[EM] Re: Utilities?
atarr at purdue.edu
Sun Sep 5 09:44:20 PDT 2004
Jobst Heitzig wrote:
>EXACTLY! Don't worry about cyclic preferences! I certaintly don't since
>I know they are no problem at all for most serios methods we discuss
>here! That's exactly my point! Don't worry what properties the
>individual preferences might have that you might dislike or consider
>silly, since those properties just don't matter at all! Exactly what I'm
>saying all the time :-)
While they don't create a problem for most methods, allowing cyclic
preferences creates significant problems for most _ballots_. This is the
key point.

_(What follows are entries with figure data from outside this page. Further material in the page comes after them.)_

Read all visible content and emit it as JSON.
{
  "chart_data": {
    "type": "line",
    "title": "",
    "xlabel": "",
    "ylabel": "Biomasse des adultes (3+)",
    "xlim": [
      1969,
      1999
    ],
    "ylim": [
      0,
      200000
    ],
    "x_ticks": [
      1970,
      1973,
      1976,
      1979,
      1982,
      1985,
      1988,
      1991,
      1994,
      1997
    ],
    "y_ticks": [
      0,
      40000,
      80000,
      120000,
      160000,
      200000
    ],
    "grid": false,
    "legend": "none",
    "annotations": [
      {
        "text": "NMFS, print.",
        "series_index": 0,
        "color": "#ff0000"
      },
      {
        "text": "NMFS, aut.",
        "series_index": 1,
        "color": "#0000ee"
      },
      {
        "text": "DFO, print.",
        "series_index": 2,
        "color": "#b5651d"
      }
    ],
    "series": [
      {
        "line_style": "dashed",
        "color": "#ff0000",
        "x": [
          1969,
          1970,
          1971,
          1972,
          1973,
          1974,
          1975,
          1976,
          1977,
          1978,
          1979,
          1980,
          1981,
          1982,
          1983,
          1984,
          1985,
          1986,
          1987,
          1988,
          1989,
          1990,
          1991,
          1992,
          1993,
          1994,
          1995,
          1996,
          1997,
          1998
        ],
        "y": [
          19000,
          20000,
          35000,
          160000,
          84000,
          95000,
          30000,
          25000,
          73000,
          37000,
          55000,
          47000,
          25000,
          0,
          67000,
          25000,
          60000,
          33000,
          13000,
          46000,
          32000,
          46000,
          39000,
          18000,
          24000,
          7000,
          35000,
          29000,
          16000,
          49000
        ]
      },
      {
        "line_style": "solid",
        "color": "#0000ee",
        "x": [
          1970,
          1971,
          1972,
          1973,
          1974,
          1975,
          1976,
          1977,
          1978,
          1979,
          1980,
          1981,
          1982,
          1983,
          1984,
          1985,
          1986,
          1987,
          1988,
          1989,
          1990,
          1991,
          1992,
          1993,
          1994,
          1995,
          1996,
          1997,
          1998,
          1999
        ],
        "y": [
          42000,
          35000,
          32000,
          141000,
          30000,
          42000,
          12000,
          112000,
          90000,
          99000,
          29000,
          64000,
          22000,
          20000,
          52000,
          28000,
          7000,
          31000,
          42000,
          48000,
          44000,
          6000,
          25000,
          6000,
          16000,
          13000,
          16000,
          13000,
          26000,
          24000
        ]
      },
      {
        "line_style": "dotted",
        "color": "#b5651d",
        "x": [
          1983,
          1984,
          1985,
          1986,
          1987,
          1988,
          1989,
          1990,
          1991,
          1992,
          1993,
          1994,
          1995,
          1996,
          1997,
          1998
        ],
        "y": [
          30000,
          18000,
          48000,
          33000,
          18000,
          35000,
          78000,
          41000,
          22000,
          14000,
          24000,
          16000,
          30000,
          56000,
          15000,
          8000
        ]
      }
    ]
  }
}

Is the ability to express cyclic preferences requires a massive
ballot with every pair being voted on; contrasts that to the "A, B, C, D,
F" graded ballot that is trivial to vote properly on.
For every voter who really wants to express cyclic preferences, who is
helped by the pairwise comparison ballot, there will be dozens who submit
spoiled ballots because they don't understand the more complicated ballot,
who mark cyclic or mistaken (for them) preferences simply because they lose
track of things, or who fail to mark preferences they truly have because
they grow confused by the ballot.
For the record, I agree with James's criticism of the logic of cyclic
preferences. I have had this argument on the list a few times - I have not
yet been convinced that personal cyclic preferences are anything but
noise. With enough thought, you can resolve the inconsistency and produce
a transitive order.
Note that the previous paragraph is NOT the main reason I oppose pairwise
comparison ballots. It's just the reason I don't feel bad about it. The
main reason I oppose pairwise comparison ballots, and support graded
ballots, is simplicity for the voter.